Hinduja Group has now submitted a new plan changing the entire corporate structure of the transaction for the implementation of the resolution plan which again has been submitted to all the regulators for their fresh approvals
Mumbai/Hyderabad
In a bid to overcome issues with the Indian insurance regulator IRDAI, Hinduja group has moved swiftly to set up four new Indian companies for the regulatory compliance that would facilitate group’s acquisition of debt laden Reliance Capital Limited under the insolvency and bankruptcy code.
After being allowed by the National Company Law Tribunal(NCLT), Hinduja group promoted IndusInd International Holding Limited (IIHL)had sough the IRDAI’s approvals to take over Reliance Capital Limited, which has two performing insurance subsidiaries- Reliance General Insurance and Reliance Nippon Life Insurance and a defunct health insurance company.
The IRDAI, as part of its due diligence process, had raised several fundamental issues concerning the shareholding of IIHL and fund raising plans of Hinduja group by making use of shares of RCL’s insurance subsidiaries.
Responding to IRDAI’s objections, Hinduja Group has now submitted a new plan changing the entire corporate structure of the transaction for the implementation of the resolution plan which again has been submitted to all the regulators for their fresh approvals.
In the new scheme of things, getting approvals from all the regulatory bodies will be a time consuming process and the administrator of RCL and COC(Committee of creditors) will be left with no other option but to approach the National Company Law Tribunal(NCLT) for seeking an extension for the closure of RCAP resolution plan, said informed sources.
Earlier, in Feb, the NCLT had approved Hinduja Group promoted firm IndusInd International Holding’s(IIHL’s) Rs 9,650-crore resolution plan for RCL and afterwards set date of May 31 to complete the transaction.
Accordingly, IIHL, a Mauritius based special purpose vehicle and another Hinduja promoted Indian entity Aasia Enterprises, had submitted a proposal to seeking approvals of the IRDAI, Reserve Bank of India(RBI),Sebi and the Competition Commission of India(CCI)’s for acquiring RCL.
All the regulators had already given their clearances except the IRDAI.
New Plans
Now, with just 20 days left to the deadline for closing the resolution plan, the IIHL has introduced four new companies namely, Cyqure India Private Limited, Ecopolis Properties Private Limited, Cyqurex Technologies Private Limited, and IIHL BFSI Holding Limited, in the transaction.
According to IIHL,Cyqure India will act as the holding company of Aasia as it will hold a majority stake in Aasia Enterprises, and its shareholders will be the same as that of partners of Aasia -Ashok Hinduja, Harsha Hinduja, and Shom Hinduja.
Besides this, the other two new companies, Cyqurex Technologies and Ecopolis Properties will be the 100 per cent subsidiaries of Aasia Enterprises.
The fourth newly introduced and incorporated company, IIHL BFSI Holding Ltd will be 100 per cent owned by IIHL
With such major changes in the entire corporate structure at this late stage, the 27 May deadline to close the resolution plan seems almost impossible now.
“We have submitted the second proposal through the proper processes.

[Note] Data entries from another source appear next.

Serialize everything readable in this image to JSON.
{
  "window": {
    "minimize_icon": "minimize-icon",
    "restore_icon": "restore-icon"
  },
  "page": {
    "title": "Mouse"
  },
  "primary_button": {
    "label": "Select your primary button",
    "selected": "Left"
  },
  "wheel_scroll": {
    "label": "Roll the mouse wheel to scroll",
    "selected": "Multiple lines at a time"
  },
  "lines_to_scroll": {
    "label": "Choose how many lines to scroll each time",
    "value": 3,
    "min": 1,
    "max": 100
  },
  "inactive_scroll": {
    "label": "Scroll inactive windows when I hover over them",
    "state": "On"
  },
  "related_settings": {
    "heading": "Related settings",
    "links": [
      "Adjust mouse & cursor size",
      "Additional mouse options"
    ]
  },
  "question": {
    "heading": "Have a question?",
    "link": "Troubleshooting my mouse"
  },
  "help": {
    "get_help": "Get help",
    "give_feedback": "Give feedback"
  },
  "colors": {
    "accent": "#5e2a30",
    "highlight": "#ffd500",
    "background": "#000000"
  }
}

And I am hopeful that the approval from the IRDAI will come as quickly as possible. Normally, the approval process takes two to three months, what we understand. The original Application was submitted in November, 2023. So, if we check the timeline, we’d say that the IRDAI was submitted with whatever information they required, right from November onwards. So, I think they would move fast with the approval process,’’ Ashok Hinduja, chairman, IIHL had said last week while addressing a media meet adding that the regulator has its own time frame.”
Introduction of new companies in the transaction will be involve filing of fresh applications for approvals from the IRDAI, SEBI, CCI, and other regulatory bodies.
If the IRDAI approvals don’t come by May 27, the deadline for the take over of RCL by the new promoters has to be extended, expected Hinduja.
This will be a disruption for the lenders of RCL, including Employees’ Provident Fund Organisation (EPFO), Life Insurance Corporation (LIC) and Provident Funds which have been insisting IIHL on closing the resolution plan within the NCLT directed deadline of 27 May, and make a payment of Rs 9661 crores to the lenders. EPFO, LIC and other provident funds own over 50 per cent of the total debt of Reliance Capital.
“The funding of Rs 9,650 crore will have 25 per cent of equity, 75 of debt. If tomorrow, I get the approval from the IRDAI, I will be ready in 48 hours, within the 27th of May, to make the payment,’’ Hinduja had said.
Apart from expanding the existing life and general insurance business of the insolvent Reliance Capital Limited(RCL), Hinduja group’s IIHL (IndusInd International Holdings) will be keen to revive its defunct health Insurance company, Hinduja had said at the media meet while announcing the company’s ambitious plans to achieve a valuation of $50 billion by 2030 after acquiring RCL.